Write Like a Monkey
There is a mathematical theorem that I absolutely love called the Infinite Monkey Theorem:
An infinite number of monkeys working at an infinite number of typewriters for an infinite number of years will eventually produce the complete works of William Shakespeare.
That little theorem sums up exactly why any writer should write SOMETHING every day. It’s a probability thing.
The Monkeys Are Random
The monkeys produce shit.
Literally, but at the typewriter also. Imagine it: a room full of monkeys all banging away at keyboards.
If you could watch over their shoulders as they type you would see pages and pages of pure garbage. Gibberish. Gobbledy-gook.
Random letters on the page, random punctuation, random spacing – completely random crap.
As weird as it sounds, a couple of things would eventually happen if you watched long enough:
You would find random words in the middle of all the shit.
You would find random, perfect sentences in the middle of all the shit.
You would find random, perfect paragraphs in the middle of all the shit.

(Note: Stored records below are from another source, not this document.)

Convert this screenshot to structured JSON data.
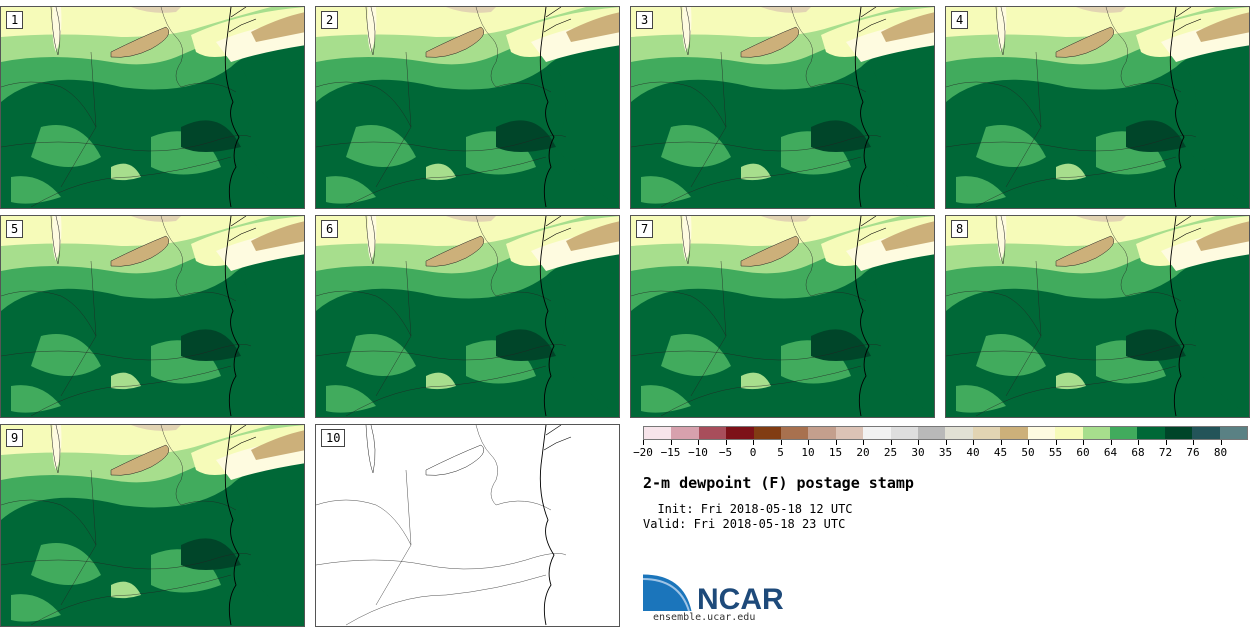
{
  "panels": [
    {
      "label": "1"
    },
    {
      "label": "2"
    },
    {
      "label": "3"
    },
    {
      "label": "4"
    },
    {
      "label": "5"
    },
    {
      "label": "6"
    },
    {
      "label": "7"
    },
    {
      "label": "8"
    },
    {
      "label": "9"
    },
    {
      "label": "10"
    }
  ],
  "colorbar": {
    "colors": [
      "#f7e4ea",
      "#d7a1ad",
      "#a84e5b",
      "#7d1118",
      "#813c13",
      "#a8714f",
      "#c49f8d",
      "#dcc3b6",
      "#f2f2f2",
      "#dedede",
      "#b9b9b9",
      "#e1e0d4",
      "#e2d4b3",
      "#ccb07a",
      "#fefbe0",
      "#f6fbb9",
      "#a7de8d",
      "#41ab5d",
      "#006837",
      "#004529",
      "#235459",
      "#5a8184"
    ],
    "ticks": [
      "−20",
      "−15",
      "−10",
      "−5",
      "0",
      "5",
      "10",
      "15",
      "20",
      "25",
      "30",
      "35",
      "40",
      "45",
      "50",
      "55",
      "60",
      "64",
      "68",
      "72",
      "76",
      "80"
    ]
  },
  "title": "2-m dewpoint (F) postage stamp",
  "init": "  Init: Fri 2018-05-18 12 UTC",
  "valid": "Valid: Fri 2018-05-18 23 UTC",
  "logo_text": "NCAR",
  "site": "ensemble.ucar.edu"
}
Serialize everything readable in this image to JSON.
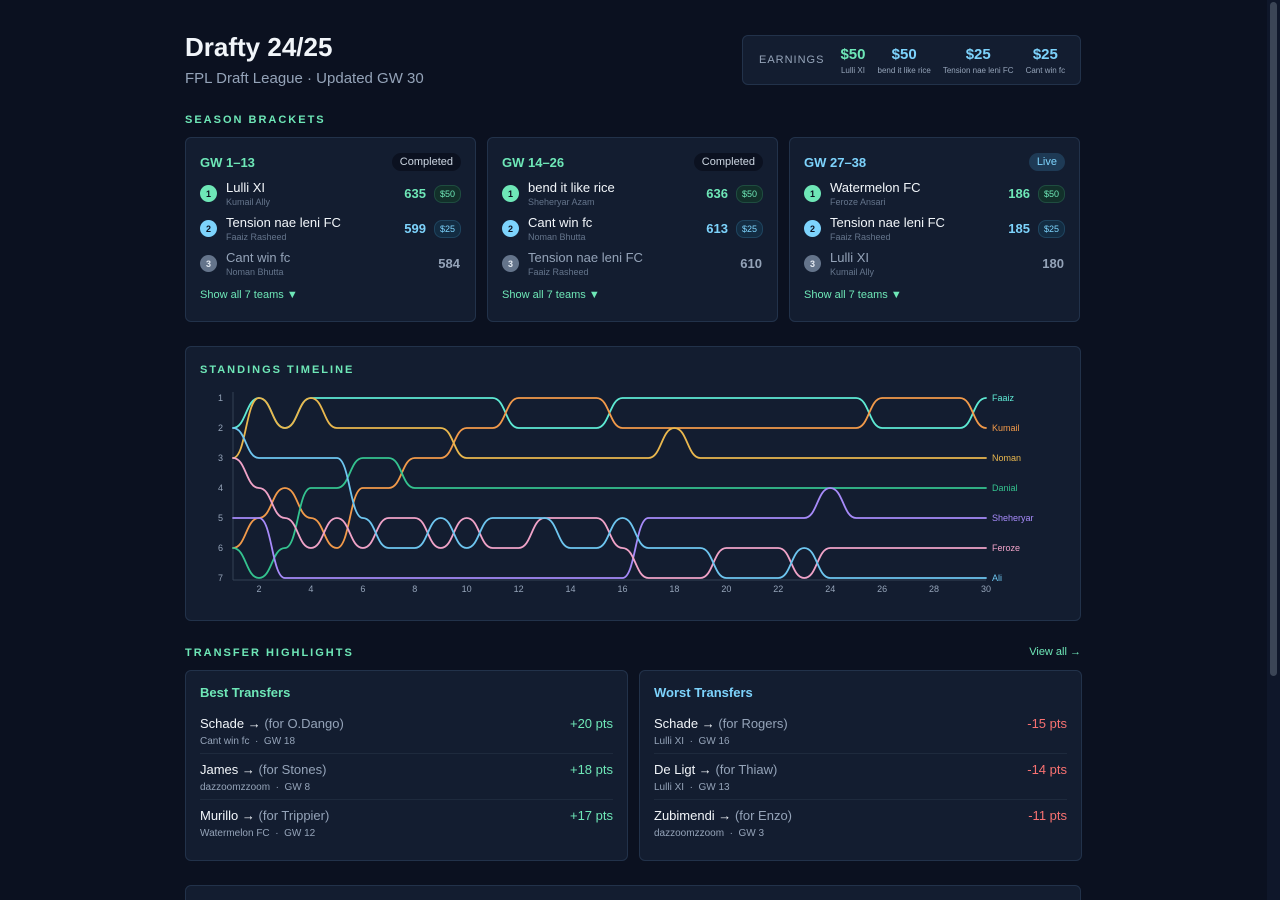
{
  "header": {
    "title": "Drafty 24/25",
    "subtitle": "FPL Draft League · Updated GW 30"
  },
  "earnings": {
    "label": "EARNINGS",
    "items": [
      {
        "amount": "$50",
        "team": "Lulli XI",
        "color": "#6ee7b7"
      },
      {
        "amount": "$50",
        "team": "bend it like rice",
        "color": "#7dd3fc"
      },
      {
        "amount": "$25",
        "team": "Tension nae leni FC",
        "color": "#7dd3fc"
      },
      {
        "amount": "$25",
        "team": "Cant win fc",
        "color": "#7dd3fc"
      }
    ]
  },
  "brackets": {
    "title": "SEASON BRACKETS",
    "items": [
      {
        "name": "GW 1–13",
        "status": "Completed",
        "name_color": "#6ee7b7",
        "ranks": [
          {
            "rank": "1",
            "team": "Lulli XI",
            "manager": "Kumail Ally",
            "score": "635",
            "prize": "$50"
          },
          {
            "rank": "2",
            "team": "Tension nae leni FC",
            "manager": "Faaiz Rasheed",
            "score": "599",
            "prize": "$25"
          },
          {
            "rank": "3",
            "team": "Cant win fc",
            "manager": "Noman Bhutta",
            "score": "584",
            "prize": ""
          }
        ],
        "show_all": "Show all 7 teams ▼"
      },
      {
        "name": "GW 14–26",
        "status": "Completed",
        "name_color": "#6ee7b7",
        "ranks": [
          {
            "rank": "1",
            "team": "bend it like rice",
            "manager": "Sheheryar Azam",
            "score": "636",
            "prize": "$50"
          },
          {
            "rank": "2",
            "team": "Cant win fc",
            "manager": "Noman Bhutta",
            "score": "613",
            "prize": "$25"
          },
          {
            "rank": "3",
            "team": "Tension nae leni FC",
            "manager": "Faaiz Rasheed",
            "score": "610",
            "prize": ""
          }
        ],
        "show_all": "Show all 7 teams ▼"
      },
      {
        "name": "GW 27–38",
        "status": "Live",
        "name_color": "#7dd3fc",
        "ranks": [
          {
            "rank": "1",
            "team": "Watermelon FC",
            "manager": "Feroze Ansari",
            "score": "186",
            "prize": "$50"
          },
          {
            "rank": "2",
            "team": "Tension nae leni FC",
            "manager": "Faaiz Rasheed",
            "score": "185",
            "prize": "$25"
          },
          {
            "rank": "3",
            "team": "Lulli XI",
            "manager": "Kumail Ally",
            "score": "180",
            "prize": ""
          }
        ],
        "show_all": "Show all 7 teams ▼"
      }
    ]
  },
  "timeline": {
    "title": "STANDINGS TIMELINE"
  },
  "chart_data": {
    "type": "line",
    "title": "STANDINGS TIMELINE",
    "xlabel": "",
    "ylabel": "",
    "xlim": [
      1,
      30
    ],
    "ylim": [
      1,
      7
    ],
    "x_ticks": [
      2,
      4,
      6,
      8,
      10,
      12,
      14,
      16,
      18,
      20,
      22,
      24,
      26,
      28,
      30
    ],
    "y_ticks": [
      1,
      2,
      3,
      4,
      5,
      6,
      7
    ],
    "y_inverted": true,
    "series": [
      {
        "name": "Faaiz",
        "color": "#5eead4",
        "values": [
          2,
          1,
          2,
          1,
          1,
          1,
          1,
          1,
          1,
          1,
          1,
          2,
          2,
          2,
          2,
          1,
          1,
          1,
          1,
          1,
          1,
          1,
          1,
          1,
          1,
          2,
          2,
          2,
          2,
          1
        ]
      },
      {
        "name": "Kumail",
        "color": "#f29a4a",
        "values": [
          6,
          5,
          4,
          5,
          6,
          4,
          4,
          3,
          3,
          2,
          2,
          1,
          1,
          1,
          1,
          2,
          2,
          2,
          2,
          2,
          2,
          2,
          2,
          2,
          2,
          1,
          1,
          1,
          1,
          2
        ]
      },
      {
        "name": "Noman",
        "color": "#eab84e",
        "values": [
          3,
          1,
          2,
          1,
          2,
          2,
          2,
          2,
          2,
          3,
          3,
          3,
          3,
          3,
          3,
          3,
          3,
          2,
          3,
          3,
          3,
          3,
          3,
          3,
          3,
          3,
          3,
          3,
          3,
          3
        ]
      },
      {
        "name": "Danial",
        "color": "#34c38f",
        "values": [
          6,
          7,
          6,
          4,
          4,
          3,
          3,
          4,
          4,
          4,
          4,
          4,
          4,
          4,
          4,
          4,
          4,
          4,
          4,
          4,
          4,
          4,
          4,
          4,
          4,
          4,
          4,
          4,
          4,
          4
        ]
      },
      {
        "name": "Sheheryar",
        "color": "#a78bfa",
        "values": [
          5,
          5,
          7,
          7,
          7,
          7,
          7,
          7,
          7,
          7,
          7,
          7,
          7,
          7,
          7,
          7,
          5,
          5,
          5,
          5,
          5,
          5,
          5,
          4,
          5,
          5,
          5,
          5,
          5,
          5
        ]
      },
      {
        "name": "Feroze",
        "color": "#f0a3c8",
        "values": [
          3,
          4,
          5,
          6,
          5,
          6,
          5,
          5,
          6,
          5,
          6,
          6,
          5,
          5,
          5,
          6,
          7,
          7,
          7,
          6,
          6,
          6,
          7,
          6,
          6,
          6,
          6,
          6,
          6,
          6
        ]
      },
      {
        "name": "Ali",
        "color": "#6ec6f0",
        "values": [
          2,
          3,
          3,
          3,
          3,
          5,
          6,
          6,
          5,
          6,
          5,
          5,
          5,
          6,
          6,
          5,
          6,
          6,
          6,
          7,
          7,
          7,
          6,
          7,
          7,
          7,
          7,
          7,
          7,
          7
        ]
      }
    ]
  },
  "transfers": {
    "title": "TRANSFER HIGHLIGHTS",
    "view_all": "View all →",
    "best": {
      "title": "Best Transfers",
      "rows": [
        {
          "player": "Schade →",
          "for": "(for O.Dango)",
          "team": "Cant win fc",
          "gw": "GW 18",
          "pts": "+20 pts"
        },
        {
          "player": "James →",
          "for": "(for Stones)",
          "team": "dazzoomzzoom",
          "gw": "GW 8",
          "pts": "+18 pts"
        },
        {
          "player": "Murillo →",
          "for": "(for Trippier)",
          "team": "Watermelon FC",
          "gw": "GW 12",
          "pts": "+17 pts"
        }
      ]
    },
    "worst": {
      "title": "Worst Transfers",
      "rows": [
        {
          "player": "Schade →",
          "for": "(for Rogers)",
          "team": "Lulli XI",
          "gw": "GW 16",
          "pts": "-15 pts"
        },
        {
          "player": "De Ligt →",
          "for": "(for Thiaw)",
          "team": "Lulli XI",
          "gw": "GW 13",
          "pts": "-14 pts"
        },
        {
          "player": "Zubimendi →",
          "for": "(for Enzo)",
          "team": "dazzoomzzoom",
          "gw": "GW 3",
          "pts": "-11 pts"
        }
      ]
    }
  }
}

If you watched forever, statistically speaking, you would find Shakespeare mixed in amongst the shit.
It’s the Joy of Probability
If you consider the most random event in the world, like a monkey typing on a typewriter, and let it happen for a long enough period of time the probability that any ONE thing happening gets closer and closer to 100%.
The same principle applies to writing.
Hemingway even realized this:
I write one page of masterpiece for ninety-one pages of shit. I try to throw the shit in the wastebasket. -Ernest Hemingway
Write A Lot – Even If It’s Shit
If you write random shit (consider this blog) often enough, eventually you will produce something absolutely brilliant.
But you’re not writing random shit. I’m not writing random shit (honestly). We’re writing with a purpose. We’re writing with intent.
We’re trying to master our craft.
So we’re not dealing with random probability. We don’t have to wait an infinite number of years for our monkey shit to solidify into something good.
Hemingway wrote every day. Hemingway wrote ninety-one pages of shit for every page of masterpiece.
Practice your craft. Write often, write again, write some more. Then, when you’ve written everything you can think of writing, write again.
In there somewhere, guaranteed, is your masterpiece.